Todavia, sem dúvidas que a miragem do pan-africanismo acabou por levar às primeiras revelações de uma vontade para a unificação africana através da integração económica. Acontece que a quase maioria dos países africanos eram economicamente inviáveis, pelo que os projetos de desenvolvimento, pensados e gizados durante os anos 1960, tiveram pouco sucesso muito em decorrência do facto de a corrida para a industrialização, que veio a ser prosseguida em cada país, tivesse sido objecto de pouca coordenação entre os mesmos. Na verdade, não fazia sentido que numa mesma região pudessem existir três ou mais países com fábricas ou linhas aéreas concorrentes para servir pequenos mercados locais e, ao mesmo tempo, tivessem esses países de enfrentar inúmeros desafios decorrentes das problemáticas ligadas a fronteiras coloniais artificiais e à adopção de diferentes moedas que, impediam o comércio entre países vizinhos.

No entanto, no decorrer dos anos 1980, começaram a ser pensadas e implementadas políticas pró-ativas para promover a integração regional em África, tendo sido criadas organizações de cooperação regional, como a Comunidade

Económica dos Estados da África Ocidental (CEDEAO), a Comunidade da África Oriental (CAO) e a Comunidade para o Desenvolvimento da África Austral (CDA), mais conhecida pelo seu acrónimo em inglês (SADC). Ainda assim, entre 1966 e 2001, a OUA conheceu um longo período de dificuldades e constrangimentos financeiros e orçamentais, aliado a inúmeras disputas internas que a fizeram perder o foco e o obejctivo da integração africana.

Entretanto, muitos dos analistas e críticos dessas diferentes etapas de consolidação institucional da OUA evocaram como uma das grandes falhas dessa organização o facto de ela não ter conseguido defender o povo africano dos excessos tirânicos de muitos Chefes de Estado de então, o que levou a que a performance da organização pouco tenha progredido, tendo esta, inclusivamente, perdido muito da sua credibilidade, por ter registado falhas consideráveis nos capítulos da proteção dos direitos humanos e da promoção da democracia.

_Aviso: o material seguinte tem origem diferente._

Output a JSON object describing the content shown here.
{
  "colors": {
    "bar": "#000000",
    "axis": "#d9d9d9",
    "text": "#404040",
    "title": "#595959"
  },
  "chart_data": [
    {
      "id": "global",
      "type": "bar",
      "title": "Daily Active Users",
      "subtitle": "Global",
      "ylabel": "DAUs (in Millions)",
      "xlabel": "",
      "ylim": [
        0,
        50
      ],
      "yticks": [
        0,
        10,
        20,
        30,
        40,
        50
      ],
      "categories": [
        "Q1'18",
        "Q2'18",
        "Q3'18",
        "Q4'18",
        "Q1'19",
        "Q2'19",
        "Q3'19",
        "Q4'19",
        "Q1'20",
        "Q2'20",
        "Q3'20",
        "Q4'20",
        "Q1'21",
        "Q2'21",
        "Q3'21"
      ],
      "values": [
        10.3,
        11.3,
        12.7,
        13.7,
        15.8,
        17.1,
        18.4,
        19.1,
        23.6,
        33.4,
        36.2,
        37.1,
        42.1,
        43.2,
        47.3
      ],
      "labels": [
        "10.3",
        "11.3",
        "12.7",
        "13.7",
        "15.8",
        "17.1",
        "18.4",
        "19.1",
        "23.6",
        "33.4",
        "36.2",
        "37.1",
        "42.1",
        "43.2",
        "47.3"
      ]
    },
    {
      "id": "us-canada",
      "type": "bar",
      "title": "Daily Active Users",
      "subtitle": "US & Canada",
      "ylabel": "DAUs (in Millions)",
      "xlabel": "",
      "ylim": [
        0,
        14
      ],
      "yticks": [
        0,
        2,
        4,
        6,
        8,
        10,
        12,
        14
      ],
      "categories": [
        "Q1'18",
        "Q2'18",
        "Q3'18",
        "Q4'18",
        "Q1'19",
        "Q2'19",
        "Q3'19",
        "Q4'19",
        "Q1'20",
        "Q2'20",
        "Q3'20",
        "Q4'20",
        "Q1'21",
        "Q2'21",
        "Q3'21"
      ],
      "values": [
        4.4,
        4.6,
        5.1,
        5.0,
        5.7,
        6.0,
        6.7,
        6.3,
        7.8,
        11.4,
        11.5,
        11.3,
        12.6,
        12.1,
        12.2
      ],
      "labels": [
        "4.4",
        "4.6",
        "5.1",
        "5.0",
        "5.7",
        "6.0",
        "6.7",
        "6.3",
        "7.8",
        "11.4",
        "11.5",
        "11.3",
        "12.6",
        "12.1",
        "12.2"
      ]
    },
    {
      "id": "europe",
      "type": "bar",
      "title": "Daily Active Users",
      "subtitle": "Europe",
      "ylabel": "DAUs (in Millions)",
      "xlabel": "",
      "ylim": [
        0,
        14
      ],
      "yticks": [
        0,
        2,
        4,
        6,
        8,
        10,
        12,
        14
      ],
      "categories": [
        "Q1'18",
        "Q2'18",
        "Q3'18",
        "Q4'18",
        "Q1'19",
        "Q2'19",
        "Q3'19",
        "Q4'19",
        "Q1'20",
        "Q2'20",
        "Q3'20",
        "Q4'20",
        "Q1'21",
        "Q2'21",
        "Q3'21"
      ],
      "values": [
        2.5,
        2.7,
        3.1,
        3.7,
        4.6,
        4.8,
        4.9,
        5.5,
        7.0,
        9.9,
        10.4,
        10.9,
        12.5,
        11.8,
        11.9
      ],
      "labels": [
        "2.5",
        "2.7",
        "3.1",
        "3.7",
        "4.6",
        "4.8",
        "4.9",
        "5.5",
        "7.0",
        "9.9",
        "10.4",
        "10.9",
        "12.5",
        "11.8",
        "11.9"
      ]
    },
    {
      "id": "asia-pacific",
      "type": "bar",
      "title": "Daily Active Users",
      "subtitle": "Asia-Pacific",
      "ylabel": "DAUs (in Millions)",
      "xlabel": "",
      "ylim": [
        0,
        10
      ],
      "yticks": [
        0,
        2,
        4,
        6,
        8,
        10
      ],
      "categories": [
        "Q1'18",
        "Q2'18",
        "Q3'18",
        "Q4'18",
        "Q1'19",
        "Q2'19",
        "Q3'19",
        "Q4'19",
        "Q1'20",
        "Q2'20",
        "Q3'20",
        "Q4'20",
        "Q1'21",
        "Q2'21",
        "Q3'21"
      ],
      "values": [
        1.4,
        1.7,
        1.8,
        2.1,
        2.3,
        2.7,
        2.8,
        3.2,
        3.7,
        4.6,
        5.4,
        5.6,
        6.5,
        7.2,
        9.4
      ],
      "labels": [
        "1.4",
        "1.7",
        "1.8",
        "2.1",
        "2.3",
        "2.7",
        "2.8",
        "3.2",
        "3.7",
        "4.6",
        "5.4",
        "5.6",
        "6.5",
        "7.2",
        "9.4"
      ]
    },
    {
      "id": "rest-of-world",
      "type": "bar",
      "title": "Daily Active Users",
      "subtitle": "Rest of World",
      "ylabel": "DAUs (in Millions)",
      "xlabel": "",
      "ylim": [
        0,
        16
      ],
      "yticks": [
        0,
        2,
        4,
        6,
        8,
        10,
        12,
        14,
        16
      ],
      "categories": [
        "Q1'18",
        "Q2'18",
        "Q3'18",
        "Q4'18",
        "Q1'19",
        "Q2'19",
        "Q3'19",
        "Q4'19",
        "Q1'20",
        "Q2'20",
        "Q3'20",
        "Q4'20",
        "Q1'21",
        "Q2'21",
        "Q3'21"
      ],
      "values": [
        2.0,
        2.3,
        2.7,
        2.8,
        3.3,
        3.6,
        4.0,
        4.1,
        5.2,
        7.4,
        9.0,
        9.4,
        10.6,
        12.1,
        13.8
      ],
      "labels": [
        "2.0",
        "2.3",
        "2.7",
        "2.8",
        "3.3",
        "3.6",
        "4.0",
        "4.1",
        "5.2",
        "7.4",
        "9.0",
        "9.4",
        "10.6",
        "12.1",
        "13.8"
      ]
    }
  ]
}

Ademais, a defesa incontida e exacerbada, pela OUA, do sacrossanto princípio da ‘não ingerência nos assuntos internos dos estados’, obrigou a que que a organização tivesse de compactuar, de forma silenciosa, com inúmeras violações grotescas dos direitos humanos em muitos países africanos. Durante o mesmo período, assistiu-se a uma intensificação de várias insurreições internas que acabaram por conduzir, em muitos casos, a guerras fratricidas e intraestatais prosseguidas sob o beneplácito da OUA, a qual, verdadeiramente, acabou por não conseguir gerir todos esses conflitos e a não poder atender aos inúmeros desafios que se colocaram a nível da manutenção da paz no continente.